Baraka Claims Newark Victory With Wall Street as DivideElise Young
Ras Baraka declared victory as the elected successor to Cory Booker as mayor of Newark, New Jersey, in a race that pitted homegrown politics against Wall Street support for charter schools and economic development.
Baraka led Shavar Jeffries, 54 percent to 46 percent, with 96 percent of precincts reporting late yesterday, according to the Essex County clerk’s website. Baraka, on his Twitter Inc. account, wrote to followers: “We are the Mayor!!!”
The winner’s term will start June 1 in New Jersey’s largest city, where 1967 race riots left 26 people dead and hastened the decline of a onetime manufacturing hub. Today, the poverty rate of 28 percent compares with 9.9 percent statewide, and the city in 2013 had 111 homicides, the most since 1990.
Even as tax credits have led to downtown construction by Prudential Financial Inc. and Panasonic Corp., the city lacks a 2014 budget and faces a $34 million gap in its current $640 million plan. Moody’s Investors Service in March put Newark on review for a possible downgrade from its A3 rating, four levels above junk, citing the possibility of state financial oversight.
Jeffries, 39, a law professor, had the endorsement of the Star-Ledger of Newark, the state’s largest newspaper, which on May 9 called him “the real reformer” of the two candidates.
The editorial board criticized Baraka, 44, a high school principal and city councilman and onetime deputy mayor, as representative of machine-style politics who would hinder recovery. Baraka’s supporters included two former mayors: Sharpe James, elected to five terms before he was tried and convicted in 2008 on federal fraud and conspiracy charges that led to an 18-month prison sentence, and Kenneth Gibson, who in 2002 pleaded guilty to income-tax evasion.

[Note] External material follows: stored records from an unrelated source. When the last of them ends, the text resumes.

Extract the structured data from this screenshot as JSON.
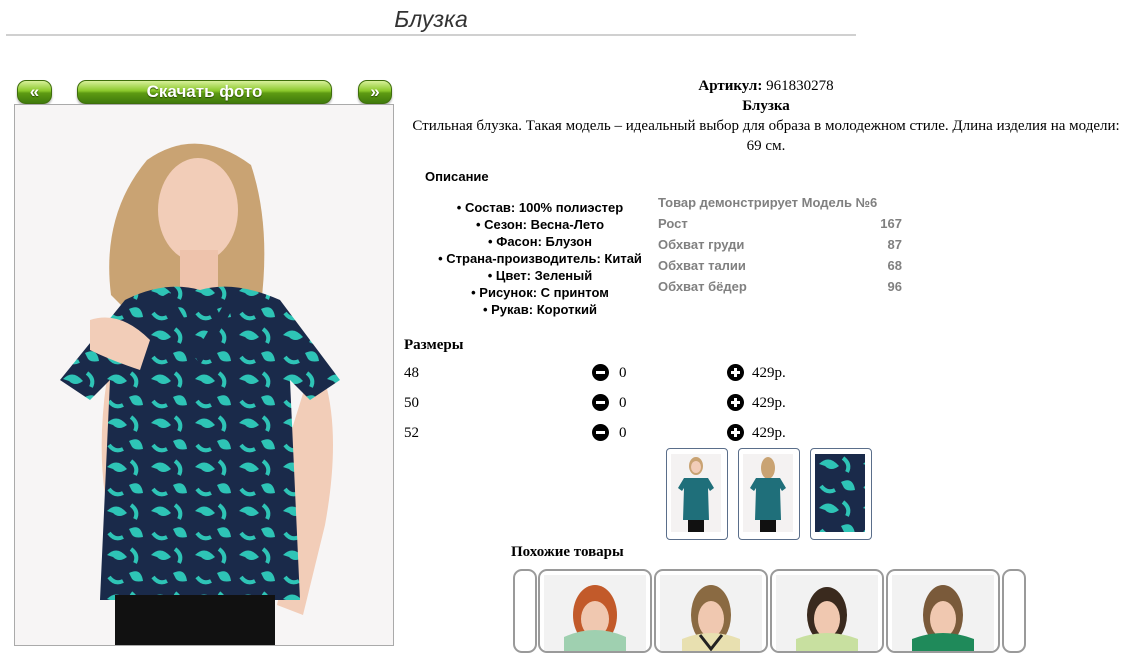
{
  "page": {
    "title": "Блузка"
  },
  "gallery": {
    "prev_label": "«",
    "download_label": "Скачать фото",
    "next_label": "»",
    "thumbnails": [
      "front-view",
      "back-view",
      "fabric-pattern"
    ]
  },
  "product": {
    "article_label": "Артикул:",
    "article_value": "961830278",
    "name": "Блузка",
    "description": "Стильная блузка. Такая модель – идеальный выбор для образа в молодежном стиле. Длина изделия на модели: 69 см."
  },
  "description_section": {
    "heading": "Описание",
    "items": [
      "Состав: 100% полиэстер",
      "Сезон: Весна-Лето",
      "Фасон: Блузон",
      "Страна-производитель: Китай",
      "Цвет: Зеленый",
      "Рисунок: С принтом",
      "Рукав: Короткий"
    ]
  },
  "model_params": {
    "heading": "Товар демонстрирует Модель №6",
    "rows": [
      {
        "label": "Рост",
        "value": "167"
      },
      {
        "label": "Обхват груди",
        "value": "87"
      },
      {
        "label": "Обхват талии",
        "value": "68"
      },
      {
        "label": "Обхват бёдер",
        "value": "96"
      }
    ]
  },
  "sizes": {
    "heading": "Размеры",
    "rows": [
      {
        "size": "48",
        "qty": "0",
        "price": "429р."
      },
      {
        "size": "50",
        "qty": "0",
        "price": "429р."
      },
      {
        "size": "52",
        "qty": "0",
        "price": "429р."
      }
    ]
  },
  "similar": {
    "heading": "Похожие товары"
  },
  "colors": {
    "button_green": "#6aa81a",
    "print_teal": "#2ec4b6",
    "print_navy": "#1a2a4a"
  }
}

Booker, 45, resigned during his second term after winning a special election in October to fill the U.S. Senate seat left vacant when Democrat Frank R. Lautenberg died in June. Booker’s temporary replacement, City Council President Luis Quintana, didn’t run for the four-year mayoral term; Anibal Ramos, a councilman and Booker ally, dropped out.
The nonpartisan race revived an “outsider versus insider” theme that defined the mayoral campaign of 2002, when the suburban-raised Booker lost to incumbent James, a struggle chronicled in the documentary film “Street Fight.” James chose not to run again in 2006, and Booker defeated Ronald L. Rice for mayor.
Neither Jeffries nor Baraka was a protege of Booker, according to Andra Gillespie, a politics professor at Emory University in Atlanta and author of “The New Black Politician: Cory Booker, Newark and Post-Racial America,” a textbook published in 2012 by New York University Press.
“The policy that either of them institutes will indirectly reflect on Booker because the next mayor has to build on his legacy,” Gillespie said in a telephone interview. “Most people would assume that Baraka would end up changing course. Most people think Jeffries would build on the Booker record.”
Baraka, son of the late poet and Marxist activist Amiri Baraka, was educated at Howard and Saint Peter’s universities. A onetime deputy mayor under James, he ran with a slate of seven council candidates. He opposed charter schools, and his supporters ran television ads criticizing Wall Street’s involvement in Newark. In addition to the ex-mayors, his supporters included state Senator Richard Codey, a Democrat from Roseland and former acting governor, and Steven Fulop, the Democratic mayor of Jersey City, as well as organized labor.
In February, a small fire aboard Baraka’s campaign bus led to the arrests of two Jeffries campaign staff members. Jeffries denied any prior knowledge of the incident and cut ties to the pair.
Jeffries is a professor at Seton Hall University Law School in Newark and a former assistant state attorney general and civil-rights lawyer. A former Newark school board president, he ran for mayor with a slate of eight council candidates.
Booker built his Democratic career on his academic credentials -- a graduate of Stanford University and Yale Law School, and an Oxford scholar -- as well as his willingness to embrace social media and to appeal to Wall Street investors and philanthropists. He cast Newark, 13 miles (21 kilometers) from Manhattan’s Pennsylvania Station, as a hometown for bargain-hunting commuters and an opportunity for developers seeking blocks of vacant real estate.
Booker drew a $100 million donation for schools from Facebook Inc. co-founder Mark Zuckerberg. He also had support from Whitney Tilson, managing director of the New York-based investment firm T2 Partners Management LP. Foundations set up by Pershing Square Group LLC founder Bill Ackman and Omega Advisors Inc. chairman Leon Cooperman donated millions of dollars for parks and public safety.
Jeffries, who graduated from Duke University and Columbia University Law School, cultivated support similar to Booker’s. Ackman gave the maximum campaign contribution of $26,000, according to campaign-finance records. Tilson, in an April 17 posting on his school-reform blog, endorsed Jeffries for his “character, smarts and leadership ability” and encouraged readers to make campaign donations.